O mercado tem vivido um período de aversão ao risco em que chama atenção a pressão altista na curva de juros, mesmo com a indicação, pelo menos para as próximas reuniões do Copom, de mais cortes de 0,5 ponto na Selic. Movimento que tem relação com a alta dos juros dos Treasuries, títulos americanos, com a previsão de mais alta das taxas pelo Federal Reserve. O mercado até teve um respiro com o PIB dos EUA, que avançou 2,1% no segundo trimestre, em linha com as expectativas e números que mostraram um certo alívio na inflação. Mas só um respiro mesmo, porque o FED tem ressaltado muito o fato de a inflação permanecer bem acima da meta, sem esquecer das preocupações presentes, nos últimos dias, com o risco de shutdown, já que mais uma vez o governo Biden foi colocado contra parede na questão do aumento dos gastos.
Ainda do cenário externo, tem a preocupação com a desaceleração do crescimento chinês e a alta do petróleo, mais que de outras commodities, que pode dificultar a tarefa global de controle da inflação, com aumento do custo da energia, dos preços dos combustíveis. Aqui, a Petrobras já avisou que, por enquanto, ainda consegue segurar o repasse. Mas combustíveis já foram o principal fator de pressão na alta de 0,35% no IPCA 15 de setembro.

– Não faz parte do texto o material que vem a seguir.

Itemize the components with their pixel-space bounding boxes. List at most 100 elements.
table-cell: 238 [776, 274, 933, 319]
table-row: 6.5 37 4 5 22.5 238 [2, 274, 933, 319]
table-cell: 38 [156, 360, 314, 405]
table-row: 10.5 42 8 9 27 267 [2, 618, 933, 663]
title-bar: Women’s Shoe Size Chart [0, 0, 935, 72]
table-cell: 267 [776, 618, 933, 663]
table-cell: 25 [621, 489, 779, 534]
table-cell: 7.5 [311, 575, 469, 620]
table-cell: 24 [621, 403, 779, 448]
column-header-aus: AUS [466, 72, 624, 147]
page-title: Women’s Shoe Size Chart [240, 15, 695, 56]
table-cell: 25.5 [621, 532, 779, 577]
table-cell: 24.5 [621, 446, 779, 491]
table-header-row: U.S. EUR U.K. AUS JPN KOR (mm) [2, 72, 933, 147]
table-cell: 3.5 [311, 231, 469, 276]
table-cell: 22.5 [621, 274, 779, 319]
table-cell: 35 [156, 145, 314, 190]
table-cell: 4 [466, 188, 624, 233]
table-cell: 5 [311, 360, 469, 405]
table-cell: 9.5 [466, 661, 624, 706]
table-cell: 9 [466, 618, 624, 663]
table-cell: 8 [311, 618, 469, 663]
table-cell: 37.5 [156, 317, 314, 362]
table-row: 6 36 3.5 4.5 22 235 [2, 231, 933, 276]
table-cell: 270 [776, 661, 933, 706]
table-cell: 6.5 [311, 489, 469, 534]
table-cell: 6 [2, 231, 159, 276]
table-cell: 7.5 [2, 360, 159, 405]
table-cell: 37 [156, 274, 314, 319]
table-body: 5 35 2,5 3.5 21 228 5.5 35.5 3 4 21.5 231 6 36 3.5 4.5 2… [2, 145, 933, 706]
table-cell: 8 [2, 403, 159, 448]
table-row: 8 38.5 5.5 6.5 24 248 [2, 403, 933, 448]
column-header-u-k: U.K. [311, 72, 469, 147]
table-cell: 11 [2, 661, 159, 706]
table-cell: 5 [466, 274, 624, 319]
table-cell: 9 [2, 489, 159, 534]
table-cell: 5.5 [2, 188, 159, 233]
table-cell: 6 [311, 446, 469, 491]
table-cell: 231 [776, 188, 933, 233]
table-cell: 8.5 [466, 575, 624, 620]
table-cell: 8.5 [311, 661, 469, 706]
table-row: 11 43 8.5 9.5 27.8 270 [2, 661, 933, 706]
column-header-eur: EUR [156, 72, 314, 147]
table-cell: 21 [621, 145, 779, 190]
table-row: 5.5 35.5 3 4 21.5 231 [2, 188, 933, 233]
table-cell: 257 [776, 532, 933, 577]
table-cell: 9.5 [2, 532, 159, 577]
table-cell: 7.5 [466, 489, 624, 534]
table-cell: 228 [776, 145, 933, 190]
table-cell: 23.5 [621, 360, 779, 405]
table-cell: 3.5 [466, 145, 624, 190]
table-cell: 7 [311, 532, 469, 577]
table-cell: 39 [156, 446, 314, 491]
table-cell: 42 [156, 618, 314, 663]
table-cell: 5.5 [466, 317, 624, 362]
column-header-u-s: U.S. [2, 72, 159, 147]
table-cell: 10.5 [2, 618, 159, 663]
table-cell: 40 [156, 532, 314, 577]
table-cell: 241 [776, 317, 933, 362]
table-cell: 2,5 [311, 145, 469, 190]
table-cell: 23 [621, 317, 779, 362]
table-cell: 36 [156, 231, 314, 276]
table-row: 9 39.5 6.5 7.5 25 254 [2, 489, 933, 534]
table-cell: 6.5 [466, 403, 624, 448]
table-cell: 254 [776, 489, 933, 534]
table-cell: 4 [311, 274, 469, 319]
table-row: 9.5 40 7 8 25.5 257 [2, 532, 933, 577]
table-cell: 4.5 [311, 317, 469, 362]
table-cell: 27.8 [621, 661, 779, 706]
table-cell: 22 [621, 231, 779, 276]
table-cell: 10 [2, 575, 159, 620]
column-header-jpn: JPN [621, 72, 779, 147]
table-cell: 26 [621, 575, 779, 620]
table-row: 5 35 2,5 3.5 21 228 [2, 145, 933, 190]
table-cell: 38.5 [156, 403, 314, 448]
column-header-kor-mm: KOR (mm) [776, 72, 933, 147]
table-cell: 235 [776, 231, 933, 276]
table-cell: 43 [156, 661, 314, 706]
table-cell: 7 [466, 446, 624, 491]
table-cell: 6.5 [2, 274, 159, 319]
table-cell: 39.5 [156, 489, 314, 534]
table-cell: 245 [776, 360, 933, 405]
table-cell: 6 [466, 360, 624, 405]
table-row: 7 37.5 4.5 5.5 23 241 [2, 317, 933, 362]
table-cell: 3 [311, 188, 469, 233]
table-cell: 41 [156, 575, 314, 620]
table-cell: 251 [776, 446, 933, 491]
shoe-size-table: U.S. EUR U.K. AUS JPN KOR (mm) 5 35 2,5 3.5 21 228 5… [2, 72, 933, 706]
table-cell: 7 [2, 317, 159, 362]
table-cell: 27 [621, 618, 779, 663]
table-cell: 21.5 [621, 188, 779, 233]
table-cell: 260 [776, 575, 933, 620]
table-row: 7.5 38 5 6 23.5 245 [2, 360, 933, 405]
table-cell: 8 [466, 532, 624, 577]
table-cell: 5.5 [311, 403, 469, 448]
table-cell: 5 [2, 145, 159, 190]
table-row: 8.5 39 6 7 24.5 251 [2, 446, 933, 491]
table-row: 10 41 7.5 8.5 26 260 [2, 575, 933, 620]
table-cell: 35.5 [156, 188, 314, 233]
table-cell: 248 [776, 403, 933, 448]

Todos esses fatores, como citei, estão mexendo com a curva de juros no Brasil, além de colaborar para a alta do dólar, novamente na faixa dos R$ 5,00, gerando mais preocupações com possíveis pressões inflacionárias.
Mas temos outras questões locais e a fiscal é um dos destaques. Há uma aposta crescente na possibilidade de o governo alterar a meta de zerar o déficit das contas públicas em 2024, dadas as dificuldades de garantir a receita extraordinária, agora até pela paralisação de votações, das medidas propostas com essa finalidade, no Congresso. A dificuldade política que persiste apesar da reforma ministerial. Partidos e o presidente da Câmara ainda querem maior participação em órgãos públicos, fora liberação de emendas. Só que, mesmo que as medidas andem, as contas podem não fechar. Motivo de alerta até do Copom na ata da última reunião. As metas inflacionárias, em boa medida, estão atreladas ao cumprimento das metas do arcabouço. Campos Neto, presidente do BC, ao falar de expectativas dos agentes econômicos, até admite algum estouro da meta fiscal, mas ressalta a necessidade de o governo mostrar esforço no sentido do ajuste das contas. E contas que seguem piorando, com déficit primário de R$ 104,59 bilhões de janeiro a agosto deste ano.
Aliás, foi destaque da semana o encontro entre o presidente Lula e Campos Neto, após todas as duras críticas do presidente aos juros, à política do BC, questionando até a independência da instituição. Roberto Campos Neto pode ser importante aliado ddo ministro Haddad na defesa de ajuste das contas públicas, até junto ao Congresso. Quanto aos juros, se sabe que só retórica contrária não adianta. Além do controle da inflação, o governo pode colaborar para um cenário mais propício aos cortes se entregar melhores resultados fiscais.
Por ora, diante de todos os problemas que citei, ficam dúvidas quanto ao ponto de chegada do ciclo de corte dos juros em 2024. A Selic deve fechar este ano em 11,75%. Mas só deve bater nos 9%, no próximo, se houver convergência das previsões de inflação para as metas, ainda que a meta inflacionária passe a ter horizonte maior, não mais o ano calendário, e se o arcabouço fiscal não for comprometido. Por outro lado, Campos Neto também alertou para a alta dos juros nos Estados Unidos, que eleva a barra para cortes maiores aqui.
Nesse contexto ainda tem de se levar em conta as condições de crescimento da economia que surpreendeu positivamente no primeiro semestre e ainda pode ter sustentação, acima do previsto, pelo mercado de trabalho, que mesmo com desaceleração da geração de vagas mantém a massa salarial em alta, e os programas do governo. A expansão do consumo e da atividade, ainda que positiva, pode dificultar maior desinflação.
Por todas essas incertezas – e a lista é longa e cansativa – é bem provável que o mercado mantenha a instabilidade, com momentos mais favoráveis, por um ou outro dado que gere expectativas mais otimistas. De certo tem o corte de rendimento na renda fixa, que já citei em outras ocasiões, recomendando reposicionamento dos investidores.